Organokatalytische Asymmetrische Synthesen von Dihydrobenzofuranen und Isochroman-1-onen

摘要

The aldolization is an elementary reaction to form carbon-carbon bonds with high stereoselectivity wherefore it plays an important role especially in organocatalysis. The organocatalytic intermolecular aldol reaction is well established. However, intramolecular aldol reactions are less well developed. Previously, the (S)-proline catalyzed 5-enolexo exo trig aldolization of O-acetonyl salicylaldehydes was described by our group. This reaction offered the possibility to establish the first organocatalytic asymmetric total synthesis of the biologically active natural product smyrindiol. The aldol product was obtained in virtually complete diastereo- and enantioselectivity (de 95%, ee 99%), and smyrindiol was obtained in 15 steps in an overall yield of 6.3%. By exchanging the O-acetonyl salicylaldehyde substrates with 2-oxopropyl 2-formylbenzoate derivatives the 6-enolexo exo trig aldolization afforded the corresponding isochroman-1-ones in good yields (64 to 88%) and excellent diastereo- and enantioselectivities (de 87 to 95%, ee 84 to 99%). The isochroman-1-one heterocyclic unit can be found as a characteristic feature in various natural products such as the naturally occurring carbazolelactone alkaloids.
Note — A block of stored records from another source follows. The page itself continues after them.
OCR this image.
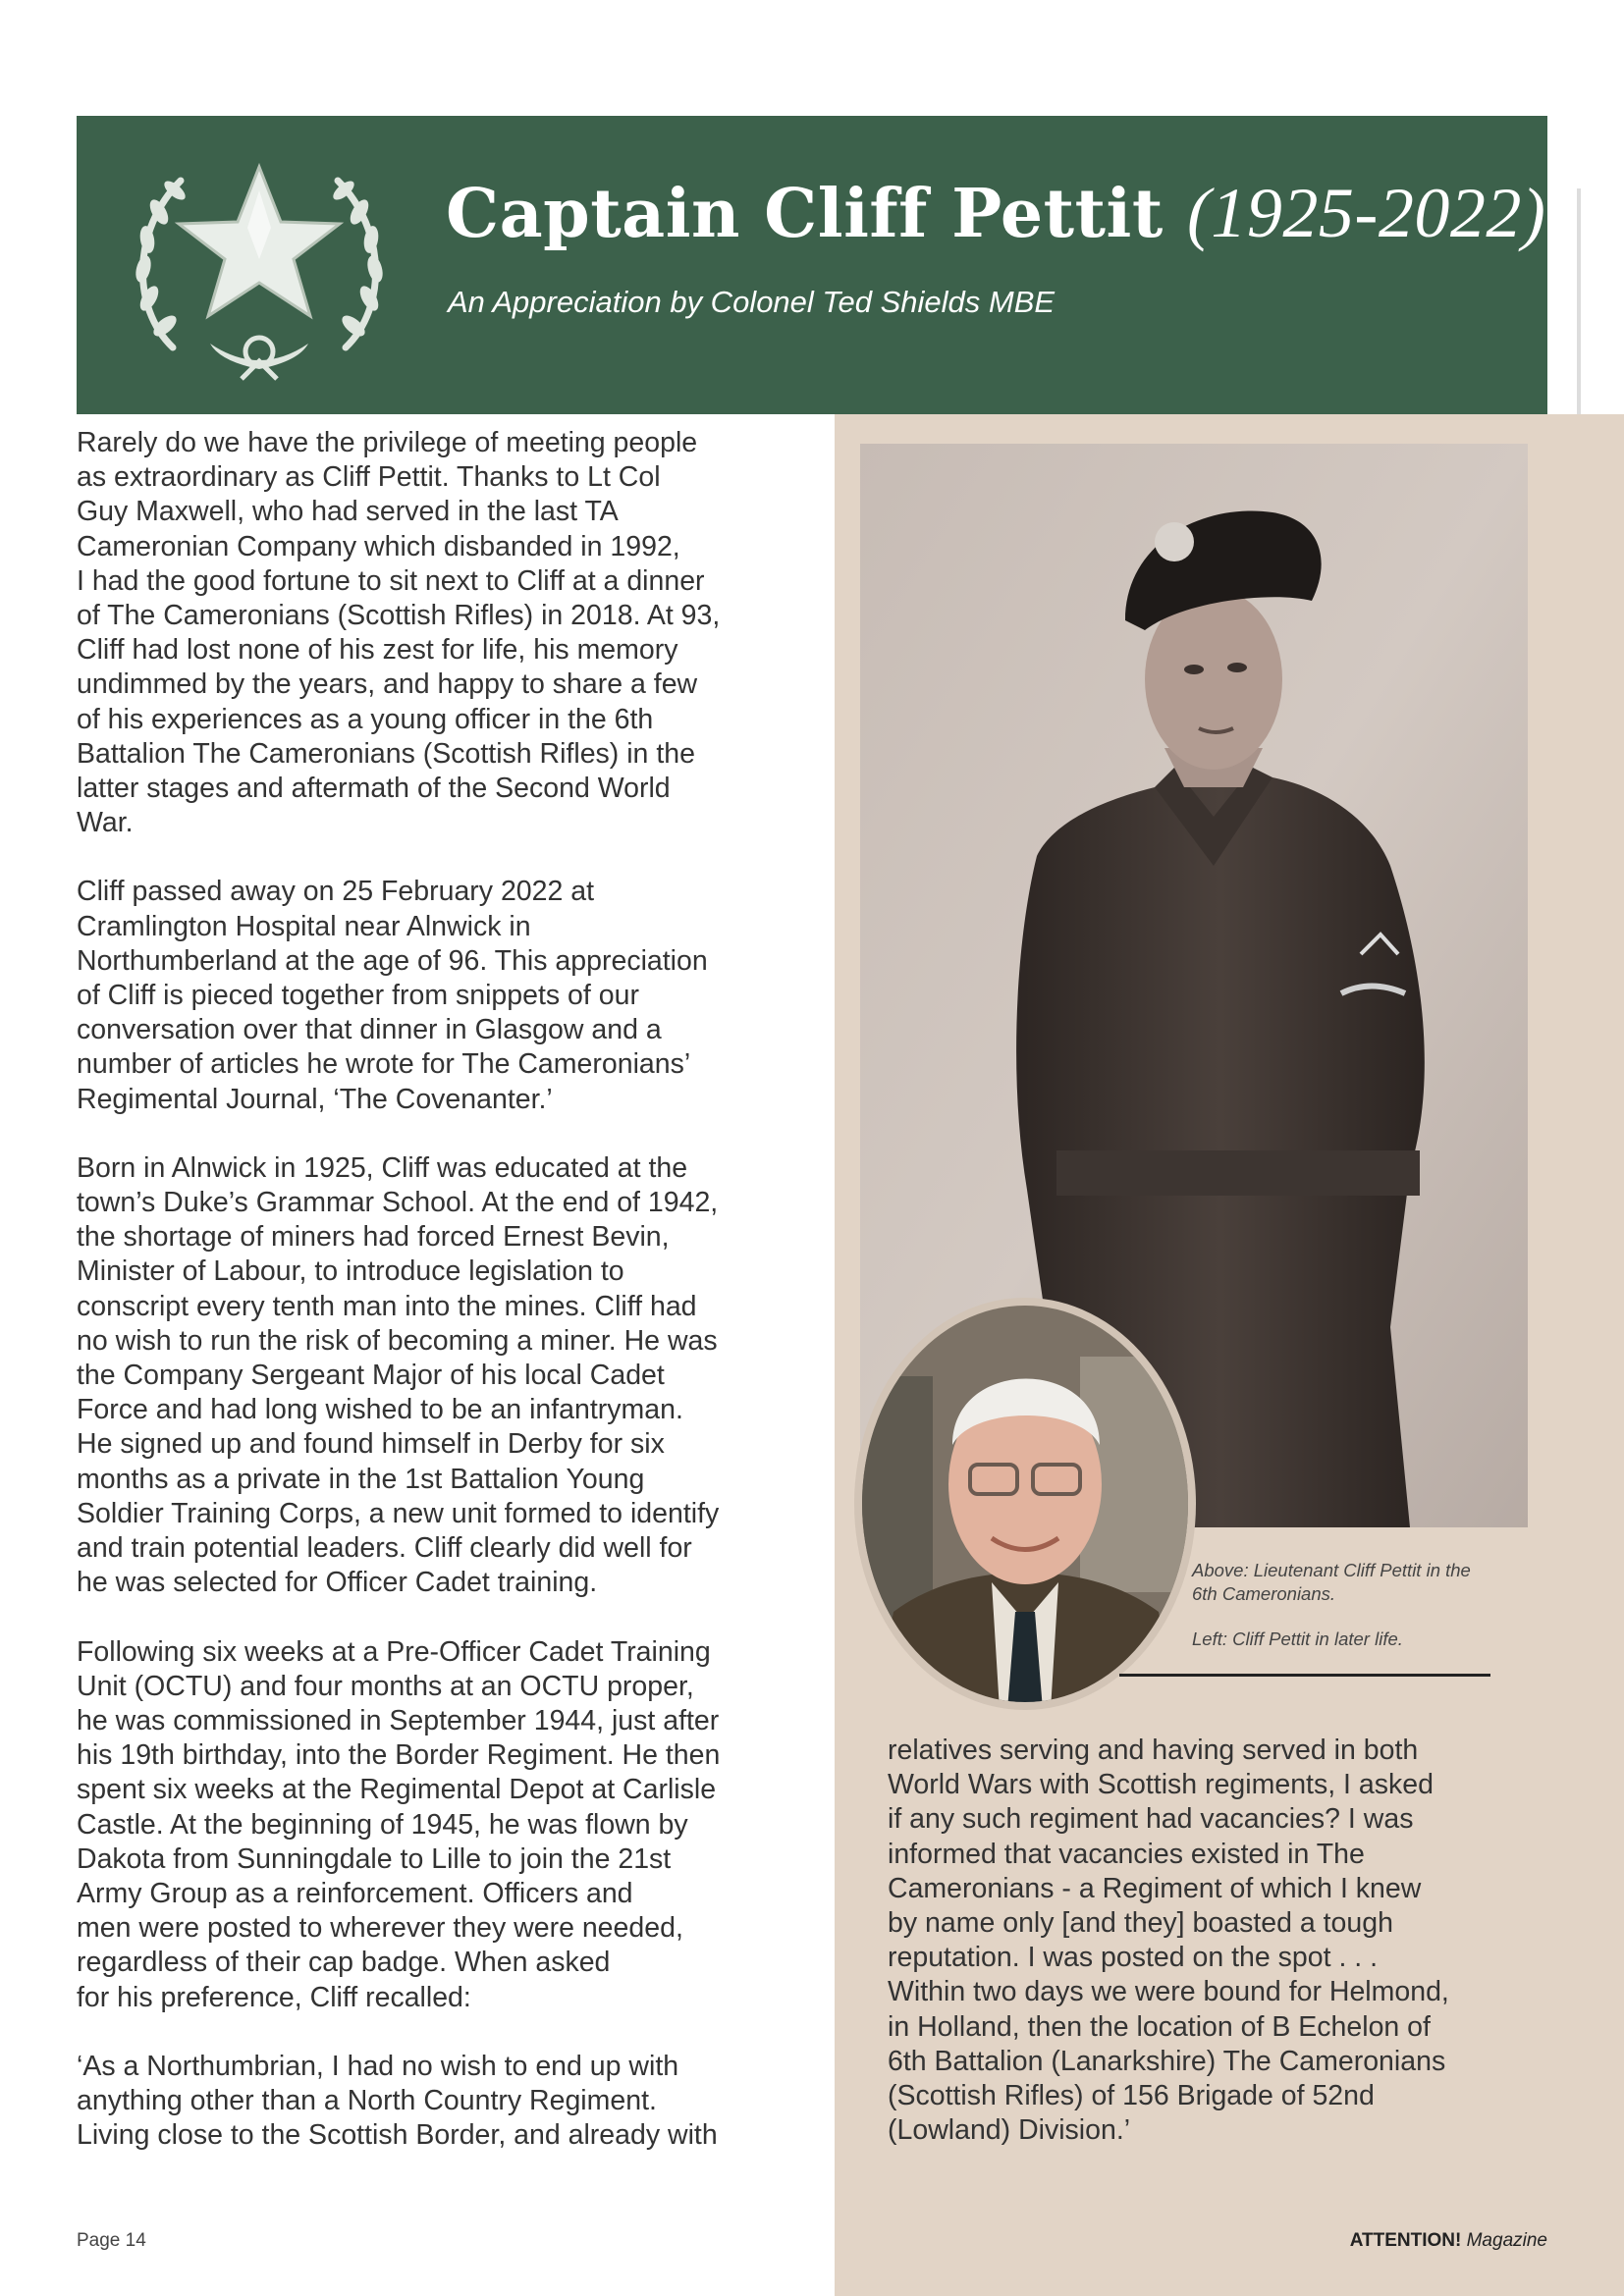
Captain Cliff Pettit (1925-2022)
An Appreciation by Colonel Ted Shields MBE

Rarely do we have the privilege of meeting people
as extraordinary as Cliff Pettit. Thanks to Lt Col
Guy Maxwell, who had served in the last TA
Cameronian Company which disbanded in 1992,
I had the good fortune to sit next to Cliff at a dinner
of The Cameronians (Scottish Rifles) in 2018. At 93,
Cliff had lost none of his zest for life, his memory
undimmed by the years, and happy to share a few
of his experiences as a young officer in the 6th
Battalion The Cameronians (Scottish Rifles) in the
latter stages and aftermath of the Second World
War.

Cliff passed away on 25 February 2022 at
Cramlington Hospital near Alnwick in
Northumberland at the age of 96. This appreciation
of Cliff is pieced together from snippets of our
conversation over that dinner in Glasgow and a
number of articles he wrote for The Cameronians’
Regimental Journal, ‘The Covenanter.’

Born in Alnwick in 1925, Cliff was educated at the
town’s Duke’s Grammar School. At the end of 1942,
the shortage of miners had forced Ernest Bevin,
Minister of Labour, to introduce legislation to
conscript every tenth man into the mines. Cliff had
no wish to run the risk of becoming a miner. He was
the Company Sergeant Major of his local Cadet
Force and had long wished to be an infantryman.
He signed up and found himself in Derby for six
months as a private in the 1st Battalion Young
Soldier Training Corps, a new unit formed to identify
and train potential leaders. Cliff clearly did well for
he was selected for Officer Cadet training.

Following six weeks at a Pre-Officer Cadet Training
Unit (OCTU) and four months at an OCTU proper,
he was commissioned in September 1944, just after
his 19th birthday, into the Border Regiment. He then
spent six weeks at the Regimental Depot at Carlisle
Castle. At the beginning of 1945, he was flown by
Dakota from Sunningdale to Lille to join the 21st
Army Group as a reinforcement. Officers and
men were posted to wherever they were needed,
regardless of their cap badge. When asked
for his preference, Cliff recalled:

‘As a Northumbrian, I had no wish to end up with
anything other than a North Country Regiment.
Living close to the Scottish Border, and already with

Above: Lieutenant Cliff Pettit in the
6th Cameronians.

Left: Cliff Pettit in later life.

relatives serving and having served in both
World Wars with Scottish regiments, I asked
if any such regiment had vacancies? I was
informed that vacancies existed in The
Cameronians - a Regiment of which I knew
by name only [and they] boasted a tough
reputation. I was posted on the spot . . .
Within two days we were bound for Helmond,
in Holland, then the location of B Echelon of
6th Battalion (Lanarkshire) The Cameronians
(Scottish Rifles) of 156 Brigade of 52nd
(Lowland) Division.’

Page 14	ATTENTION! Magazine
The recently established 6-enolexo aldolization potentially opens a new synthetic pathway to natural products like these. Furthermore the aldol reaction to Isochroman-1-ones could be transferred to the synthesis of isochorman-1-ones via Michael and Mannich reactions. The corresponding chalcones and nitrostyrenes lead to the desired products with 55 to 67% enantiomeric excess. The Mannich reaction gave the corresponding Isochroman-1-one with 70% yield as single stereoisomer.The intramolecular Mannich reaction to the corresponding dihydrobenzofurane affords promising diastereo- and enantioselectivities (de95%, ee 94%). Due to side reactions the yields were moderate (27%).